Too many tools to wrangle
Last year, a survey by Atlassian and Cite Research found that development teams use an average of 10 tools to move an idea for a new feature into production. This is because there is no one ideal way for teams to plan, build, deploy, operate and support all their services, Prince said. Instead, using all these disparate tools in an unconnected manner can lead to an ever-growing, fragmented tool stack, which then leads to information silos, she said.
Atlassian contends that the problem isn't the number of tools; it's how they're connected. And to overcome these issues, companies must deal with a disjointed best-of-breed toolchain, find a way to integrate it themselves or choose to use a single best vendor.
"They're choosing a good enough single tool, instead of all of these great best-of-breed tools," Prince said. "We believe if the market moves too quickly teams that accept 'good enough'" will be left behind."
Choosing a single vendor may have its benefits for some. But Atlassian's best-of-breed strategy may not necessarily be better.
"The question on the DevOps side is 'Who are the big, single-vendor players? GitLab? ServiceNow? Microsoft?' Each vendor has different strengths and weaknesses," said Thomas Murphy, an analyst at Gartner.
Default Open DevOps project
Adhering to the Atlassian Open DevOps strategy, the default DevOps project is built around Jira Software, Confluence, Bitbucket and Opsgenie, Prince wrote in a blog post. And with one click, teams can swap in the tools they want, including GitLab or GitHub.
"Atlassian has a lot of gaps in their DevOps story," Murphy said. "For instance: no security, package management, release orchestration, monitoring/discovery, code quality or testing. Everyone has gaps, but I see more at Atlassian once you step out from the Jira/Bitbucket world. This is why they are hitting on JFrog, Mabl and others -- what would be more interesting is if they start making more acquisitions here."
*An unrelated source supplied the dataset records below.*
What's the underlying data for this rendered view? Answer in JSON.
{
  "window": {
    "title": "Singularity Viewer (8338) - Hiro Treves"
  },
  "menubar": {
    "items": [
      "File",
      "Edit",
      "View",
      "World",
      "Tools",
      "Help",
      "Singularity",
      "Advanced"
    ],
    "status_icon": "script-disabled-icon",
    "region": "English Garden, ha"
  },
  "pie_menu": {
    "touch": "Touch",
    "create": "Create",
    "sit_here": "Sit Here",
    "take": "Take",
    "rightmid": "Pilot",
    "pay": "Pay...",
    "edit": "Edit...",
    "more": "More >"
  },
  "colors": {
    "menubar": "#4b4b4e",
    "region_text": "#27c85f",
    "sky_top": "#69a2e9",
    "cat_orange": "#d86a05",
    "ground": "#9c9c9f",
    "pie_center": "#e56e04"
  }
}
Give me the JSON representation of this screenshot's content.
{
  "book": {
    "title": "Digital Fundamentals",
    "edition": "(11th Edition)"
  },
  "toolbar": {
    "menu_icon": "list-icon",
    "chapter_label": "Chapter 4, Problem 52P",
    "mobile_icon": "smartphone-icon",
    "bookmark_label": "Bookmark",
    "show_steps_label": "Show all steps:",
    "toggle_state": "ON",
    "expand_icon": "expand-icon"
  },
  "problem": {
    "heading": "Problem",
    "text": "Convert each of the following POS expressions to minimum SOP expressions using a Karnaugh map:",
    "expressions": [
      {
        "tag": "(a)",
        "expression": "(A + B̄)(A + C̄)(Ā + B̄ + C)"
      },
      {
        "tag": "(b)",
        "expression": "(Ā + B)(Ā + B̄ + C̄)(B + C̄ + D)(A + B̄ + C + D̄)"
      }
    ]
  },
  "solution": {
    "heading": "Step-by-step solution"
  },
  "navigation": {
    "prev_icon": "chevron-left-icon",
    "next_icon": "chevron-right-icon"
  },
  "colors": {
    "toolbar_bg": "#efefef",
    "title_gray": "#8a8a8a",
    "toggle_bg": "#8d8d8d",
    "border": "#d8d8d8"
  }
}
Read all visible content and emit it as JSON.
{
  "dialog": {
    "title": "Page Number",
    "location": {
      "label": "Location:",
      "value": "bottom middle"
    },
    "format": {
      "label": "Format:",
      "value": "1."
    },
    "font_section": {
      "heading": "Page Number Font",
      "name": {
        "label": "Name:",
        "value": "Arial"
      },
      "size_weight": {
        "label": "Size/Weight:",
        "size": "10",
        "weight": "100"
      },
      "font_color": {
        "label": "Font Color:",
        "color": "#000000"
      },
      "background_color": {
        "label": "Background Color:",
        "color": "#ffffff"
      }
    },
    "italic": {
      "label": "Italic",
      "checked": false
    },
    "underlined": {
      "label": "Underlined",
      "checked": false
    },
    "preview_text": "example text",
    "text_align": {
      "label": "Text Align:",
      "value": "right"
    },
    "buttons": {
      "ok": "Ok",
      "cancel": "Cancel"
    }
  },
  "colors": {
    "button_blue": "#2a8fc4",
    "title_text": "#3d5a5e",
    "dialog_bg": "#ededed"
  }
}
Indeed, as part of Open DevOps, Atlassian has integrations with leading testing, security, feature flagging and observability vendors in Jira. These vendors include Snyk, Mabl, SmartBear, Launch Darkly, Split, Datadog, Dynatrace, Sentry, Sumo Logic, CircleCI, JFrog, Codefresh and Harness, as well as the aforementioned GitHub and GitLab.
Thomas MurphyAnalyst, Gartner
"Essentially, they [Atlassian] are saying 'Hey, we are the most used team tool for planning work; everything is integrated to us, so we have a great story,'" Murphy said. "But GitHub can say much of the same thing."
Easing the developer journey
Casey O'Mara, vice president of worldwide business development and global alliances at JFrog, said Atlassian's Open DevOps effort plays right into JFrog's strategy of being too integrated to fail, and partnering with some of the best ecosystem partners out there.
"The developer doesn't have to try and go between platforms to get what they need to drive their DevOps pipeline," he said.
With Open DevOps, a development team can take a journey from planning a product or service all the way to production, including the use of JFrog tools such as Artifactory and Xray along the way, he said.
Mabl, a Boston-based maker of test automation software, surveyed its enterprise customers about what integrations they would like to see. Fifty-five percent chose Jira Software Cloud, said Izzy Azeri, co-founder of the company.
"Jira [Software] Cloud is one of the most strategic tools that enterprises today are deploying, and it enables a very unique kind of integration so that users -- whether you're a developer automation engineer, DevOps engineer or manual tester -- it can provide all this rich data when a test fails in the Jira cloud," he said. "And then users can collaborate in that product [Jira] and solve these technical bugs."